Existing-home sales increased 4.2% in February compared with January to a seasonally adjusted annual rate of 4.26 million, according to the National Association of Realtors (NAR).
Year-over-year, however, sales were down 1.2%.
Regionally, and month-over-month, existing-home sales were down 2.0% in the Northeast, flat in the Midwest, up 4.4% in the South, and up 13.3% in the West.
The median existing-home sales price was $398,400 in February, an increase of 3.8% from February 2024.
February marked the 20th consecutive month of year-over-year home price increases, NAR says.
The inventory of unsold existing homes climbed 5.1% from the prior month to 1.24 million – about a 3.5-month supply at the current sales pace.
NAR includes sales of existing townhomes, condominiums and co-ops in with its results.
“Home buyers are slowly entering the market,” says Lawrence Yun, chief economist for NAR, in a statement. “Mortgage rates have not changed much, but more inventory and choices are releasing pent-up housing demand.”

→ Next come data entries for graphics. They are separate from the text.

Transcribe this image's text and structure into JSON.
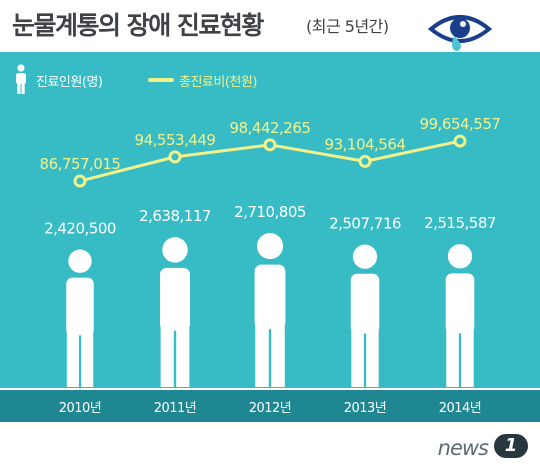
{
  "title": {
    "main": "눈물계통의 장애 진료현황",
    "sub": "(최근 5년간)"
  },
  "legend": {
    "patients_label": "진료인원(명)",
    "cost_label": "총진료비(천원)"
  },
  "colors": {
    "background": "#37bcc6",
    "bottom_band": "#1f8791",
    "person_fill": "#ffffff",
    "cost_line": "#f2f28a",
    "title_text": "#3f4347",
    "eye_icon": "#1a3f8a"
  },
  "icons": {
    "title": "eye-with-tear-icon",
    "patients": "person-icon",
    "cost": "line-marker-icon"
  },
  "chart_data": {
    "type": "bar",
    "categories": [
      "2010년",
      "2011년",
      "2012년",
      "2013년",
      "2014년"
    ],
    "series": [
      {
        "name": "진료인원(명)",
        "mark": "person-pictogram",
        "values": [
          2420500,
          2638117,
          2710805,
          2507716,
          2515587
        ],
        "labels": [
          "2,420,500",
          "2,638,117",
          "2,710,805",
          "2,507,716",
          "2,515,587"
        ]
      },
      {
        "name": "총진료비(천원)",
        "mark": "line",
        "values": [
          86757015,
          94553449,
          98442265,
          93104564,
          99654557
        ],
        "labels": [
          "86,757,015",
          "94,553,449",
          "98,442,265",
          "93,104,564",
          "99,654,557"
        ]
      }
    ],
    "xlabel": "",
    "ylabel": "",
    "grid": false,
    "legend_position": "top-left"
  },
  "source": {
    "brand": "news",
    "badge": "1"
  }
}
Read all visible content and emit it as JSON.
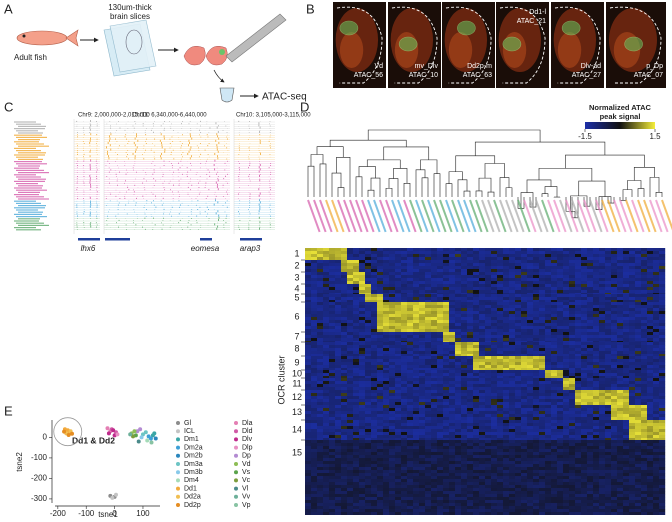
{
  "panel_labels": [
    "A",
    "B",
    "C",
    "D",
    "E"
  ],
  "panel_a": {
    "organism": "Adult fish",
    "slices": [
      "130um-thick",
      "brain slices"
    ],
    "assay": "ATAC-seq"
  },
  "panel_b": {
    "images": [
      {
        "region": "Vd",
        "sample": "ATAC_56"
      },
      {
        "region": "mv_Dlv",
        "sample": "ATAC_10"
      },
      {
        "region": "Dd2p-m",
        "sample": "ATAC_63"
      },
      {
        "region": "Dd1-l",
        "sample": "ATAC_21"
      },
      {
        "region": "Dlv-ad",
        "sample": "ATAC_27"
      },
      {
        "region": "p_Dp",
        "sample": "ATAC_07"
      }
    ]
  },
  "panel_c": {
    "loci": [
      "Chr9: 2,000,000-2,015,000",
      "Chr11: 6,340,000-6,440,000",
      "Chr10: 3,105,000-3,115,000"
    ],
    "genes": [
      "lhx6",
      "eomesa",
      "arap3"
    ]
  },
  "panel_d": {
    "colorbar_title": [
      "Normalized ATAC",
      "peak signal"
    ],
    "colorbar_range": [
      -1.5,
      1.5
    ],
    "colorbar_ticks": [
      -1.5,
      1.5
    ],
    "y_label": "OCR cluster",
    "clusters": [
      1,
      2,
      3,
      4,
      5,
      6,
      7,
      8,
      9,
      10,
      11,
      12,
      13,
      14,
      15
    ]
  },
  "chart_data": {
    "type": "scatter",
    "x_label": "tsne1",
    "y_label": "tsne2",
    "annotation": "Dd1 & Dd2",
    "xlim": [
      -210,
      160
    ],
    "ylim": [
      -320,
      85
    ],
    "xticks": [
      -200,
      -100,
      0,
      100
    ],
    "yticks": [
      0,
      -100,
      -200,
      -300
    ],
    "series": [
      {
        "name": "Gl",
        "color": "#8c8c8c",
        "x": [
          -15,
          0
        ],
        "y": [
          -285,
          -290
        ]
      },
      {
        "name": "ICL",
        "color": "#c4c4c4",
        "x": [
          5,
          -8
        ],
        "y": [
          -280,
          -295
        ]
      },
      {
        "name": "Dm1",
        "color": "#3aa6a6",
        "x": [
          140,
          135
        ],
        "y": [
          20,
          10
        ]
      },
      {
        "name": "Dm2a",
        "color": "#3d9fd6",
        "x": [
          120,
          128
        ],
        "y": [
          5,
          -5
        ]
      },
      {
        "name": "Dm2b",
        "color": "#2a86bd",
        "x": [
          145
        ],
        "y": [
          -5
        ]
      },
      {
        "name": "Dm3a",
        "color": "#6cc4c4",
        "x": [
          110,
          100
        ],
        "y": [
          25,
          15
        ]
      },
      {
        "name": "Dm3b",
        "color": "#88c9ea",
        "x": [
          95
        ],
        "y": [
          0
        ]
      },
      {
        "name": "Dm4",
        "color": "#a5dbb8",
        "x": [
          115
        ],
        "y": [
          -15
        ]
      },
      {
        "name": "Dd1",
        "color": "#f2a93b",
        "x": [
          -175,
          -165,
          -160
        ],
        "y": [
          40,
          35,
          25
        ]
      },
      {
        "name": "Dd2a",
        "color": "#f1bf52",
        "x": [
          -170,
          -155
        ],
        "y": [
          20,
          30
        ]
      },
      {
        "name": "Dd2p",
        "color": "#e58d22",
        "x": [
          -150,
          -162,
          -178
        ],
        "y": [
          18,
          12,
          28
        ]
      },
      {
        "name": "Dla",
        "color": "#e47fb4",
        "x": [
          -25,
          -15
        ],
        "y": [
          45,
          30
        ]
      },
      {
        "name": "Dld",
        "color": "#d15aa6",
        "x": [
          -10,
          5
        ],
        "y": [
          40,
          25
        ]
      },
      {
        "name": "Dlv",
        "color": "#bf2b8c",
        "x": [
          -20,
          0,
          -5
        ],
        "y": [
          20,
          10,
          35
        ]
      },
      {
        "name": "Dlp",
        "color": "#e991c4",
        "x": [
          10
        ],
        "y": [
          15
        ]
      },
      {
        "name": "Dp",
        "color": "#b38bd2",
        "x": [
          80,
          90
        ],
        "y": [
          30,
          40
        ]
      },
      {
        "name": "Vd",
        "color": "#8dbd55",
        "x": [
          60,
          70
        ],
        "y": [
          20,
          30
        ]
      },
      {
        "name": "Vs",
        "color": "#5aa34b",
        "x": [
          75
        ],
        "y": [
          10
        ]
      },
      {
        "name": "Vc",
        "color": "#7c9c3c",
        "x": [
          65
        ],
        "y": [
          5
        ]
      },
      {
        "name": "Vl",
        "color": "#4a8a8a",
        "x": [
          85
        ],
        "y": [
          -20
        ]
      },
      {
        "name": "Vv",
        "color": "#6db09a",
        "x": [
          55
        ],
        "y": [
          15
        ]
      },
      {
        "name": "Vp",
        "color": "#88c3a3",
        "x": [
          130
        ],
        "y": [
          -25
        ]
      }
    ]
  }
}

“On a technical note, raw sales in February were down 5.2 percent from last year, which was a leap year with one extra day of business,” Yun says. “However, after adjusting for this effect, combined with the winter seasonal factors, the momentum for home sales is flashing encouraging signs.”
“Each one percentage point gain in home price translates into an approximately $350 billion increase in housing equity for American property owners,” Yun adds. “That means a gain of nearly $1.3 trillion in home value appreciation at a time when the current stock market is undergoing a correction. Moreover, the ongoing housing shortage, coupled with historically low mortgage default rates, implies a solid foundation for home values.”
Cash sales accounted for 32% of transactions in February, up from 29% in January but down from 33% in February 2024.
Individual investors or second-home buyers, who make up many cash sales, purchased 16% of homes in February, down from 17% in January and 21% from February 2024.
Distressed sales – foreclosures and short sales – represented 3% of sales in February, unchanged from January and the previous year.